Information acquired during due diligence, and conclusions made upon it, are the most important grounds for taking investment decisions about purchasing real estate, a company (business), groups of enterprises, about mergers, takeovers, reorganizing and restructuring.

A customer usually sets one of the following tasks for us for due diligence:

  • evaluation how true the declarations of the potential seller about his business, company or property are;
  • evaluation of value of a business, a company or property;
  • identification of the risks related to prospective purchase of a business, a company or property;
  • evaluation of the realizability and profitability of an investment project;
  • evaluation of the financial condition of a company (business), identification of its property composition;
  • evaluation of the existing risks related to the asset’s ownership.

The results of due diligence can of course be used for other purposes.

 

Who Needs Due Diligence

Investors: both professional and private for substantiation of investment and strategic decisions.

Lending institutions, investment and pension funds for estimating credit and investment risks.

 

Due Diligence Areas

Depending on due diligence purposes and volumes, the following issues are evaluated:

  • legal safety of investments;
  • history of purchase or creation of a business, a company or property;
  • company operation or business condition during a definite period of time;
  • the current condition of legal and financial (accounting) documents;
  • financial and tax policy of a company;
  • the current and forecasted business profitability;
  • legal and financial consequences of buying a company, business or property.

We use the highest state-of-the-art knowledge and technologies, together with the most qualified and experienced specialists, for due diligence work.

 

Due Diligence Methods

Corporate Lawyer has considerable potential for conducting due diligence of almost any companies or objects. Our specialists have accumulated a unique experience in conducting such research. The highly professional teams of lawyers and financiers individually selected for each project ensure the generality and depth of their work.

Due diligence methods include the development and implementation of an optimal set of instruments and tools for acquiring information and documents about an object, their analysis and evaluation. Below are several methods for acquiring the information required for due diligence:

  • requesting and obtaining information and documents from potential seller of a business, a company or property or from other authorized persons;
  • requesting and obtaining information from state, municipal and other authorized bodies;
  • a site visit and visual examination of property;
  • evaluating the market value of a company, a business or property;
  • acquiring information from open sources, for example, the Internet or printed mass media.

If due diligence is carried out for a future business sale transaction, the natural task for all potential parties is to ensure a constructive dialogue during preliminary negotiations and transaction preparation.
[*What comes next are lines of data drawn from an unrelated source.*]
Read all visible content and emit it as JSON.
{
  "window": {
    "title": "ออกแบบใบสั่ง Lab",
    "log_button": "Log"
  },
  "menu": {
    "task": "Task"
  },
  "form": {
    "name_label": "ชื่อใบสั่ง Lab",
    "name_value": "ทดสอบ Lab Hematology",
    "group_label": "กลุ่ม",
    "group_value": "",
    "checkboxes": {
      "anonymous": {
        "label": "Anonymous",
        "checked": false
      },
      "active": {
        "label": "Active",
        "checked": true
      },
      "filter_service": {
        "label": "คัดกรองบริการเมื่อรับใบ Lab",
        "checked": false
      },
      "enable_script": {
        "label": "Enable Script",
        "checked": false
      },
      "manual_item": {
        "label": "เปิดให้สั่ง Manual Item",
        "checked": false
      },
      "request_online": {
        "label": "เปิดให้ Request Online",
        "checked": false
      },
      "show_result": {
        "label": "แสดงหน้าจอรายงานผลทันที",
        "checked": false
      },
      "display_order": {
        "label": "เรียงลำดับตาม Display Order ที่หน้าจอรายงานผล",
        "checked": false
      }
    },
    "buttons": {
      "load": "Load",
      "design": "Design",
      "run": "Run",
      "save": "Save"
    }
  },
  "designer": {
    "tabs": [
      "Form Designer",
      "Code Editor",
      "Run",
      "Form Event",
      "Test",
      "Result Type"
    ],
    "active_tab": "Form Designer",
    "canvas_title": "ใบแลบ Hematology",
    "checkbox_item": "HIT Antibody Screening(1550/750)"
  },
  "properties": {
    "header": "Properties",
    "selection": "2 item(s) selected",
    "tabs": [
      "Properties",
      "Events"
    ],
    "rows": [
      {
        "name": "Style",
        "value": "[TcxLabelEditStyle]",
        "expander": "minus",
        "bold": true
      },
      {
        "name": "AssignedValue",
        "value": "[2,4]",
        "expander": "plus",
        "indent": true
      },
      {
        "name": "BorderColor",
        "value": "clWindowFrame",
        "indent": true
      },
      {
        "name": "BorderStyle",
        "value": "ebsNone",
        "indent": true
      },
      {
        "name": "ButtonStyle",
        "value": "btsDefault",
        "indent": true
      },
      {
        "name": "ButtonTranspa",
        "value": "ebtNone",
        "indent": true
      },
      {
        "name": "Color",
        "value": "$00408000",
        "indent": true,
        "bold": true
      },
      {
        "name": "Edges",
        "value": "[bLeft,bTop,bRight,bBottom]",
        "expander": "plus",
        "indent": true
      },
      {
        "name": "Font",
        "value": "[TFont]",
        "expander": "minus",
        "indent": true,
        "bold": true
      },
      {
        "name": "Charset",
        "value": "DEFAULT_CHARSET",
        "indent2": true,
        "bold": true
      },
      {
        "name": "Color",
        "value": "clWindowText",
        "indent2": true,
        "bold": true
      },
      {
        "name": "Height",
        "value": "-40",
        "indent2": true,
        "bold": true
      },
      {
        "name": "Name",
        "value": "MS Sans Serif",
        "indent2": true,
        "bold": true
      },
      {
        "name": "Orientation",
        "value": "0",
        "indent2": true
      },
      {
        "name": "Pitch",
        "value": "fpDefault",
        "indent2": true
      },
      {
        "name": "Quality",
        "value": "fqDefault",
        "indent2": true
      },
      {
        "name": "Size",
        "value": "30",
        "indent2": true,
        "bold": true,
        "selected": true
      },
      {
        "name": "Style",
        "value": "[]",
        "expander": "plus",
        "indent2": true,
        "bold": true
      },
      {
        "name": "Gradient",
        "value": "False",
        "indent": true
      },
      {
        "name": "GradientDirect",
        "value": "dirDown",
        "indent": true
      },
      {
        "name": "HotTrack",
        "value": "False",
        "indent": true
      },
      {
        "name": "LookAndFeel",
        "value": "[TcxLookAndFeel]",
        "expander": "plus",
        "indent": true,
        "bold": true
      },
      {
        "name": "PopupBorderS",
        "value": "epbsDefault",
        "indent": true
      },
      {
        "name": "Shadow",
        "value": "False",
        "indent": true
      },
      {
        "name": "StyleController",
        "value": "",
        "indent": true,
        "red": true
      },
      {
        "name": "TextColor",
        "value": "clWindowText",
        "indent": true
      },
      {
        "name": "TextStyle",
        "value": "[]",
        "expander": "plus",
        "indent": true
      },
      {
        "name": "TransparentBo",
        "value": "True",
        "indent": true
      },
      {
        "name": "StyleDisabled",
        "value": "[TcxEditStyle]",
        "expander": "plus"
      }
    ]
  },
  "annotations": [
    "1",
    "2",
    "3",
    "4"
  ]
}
We do all we can so that due diligence won’t affect the general climate of relations between the parties. Strict compliance with initial agreements, neutrality in work, and other principles that our specialists stick to, guarantee the maintaining of good working relations between the interested parties.

 

Due Diligence Report

After carrying out due diligence, we prepare a report that includes the identified risks, the list of submitted and analyzed documents and information related to a business, a company or a property, as well as other material information that experts consider to be expedient for the set task.

In some cases a due diligence report can include recommendations on ways and possibilities to minimize the identified risks and further legal protection of property.

 

The report can be prepared in Russian, English or other languages.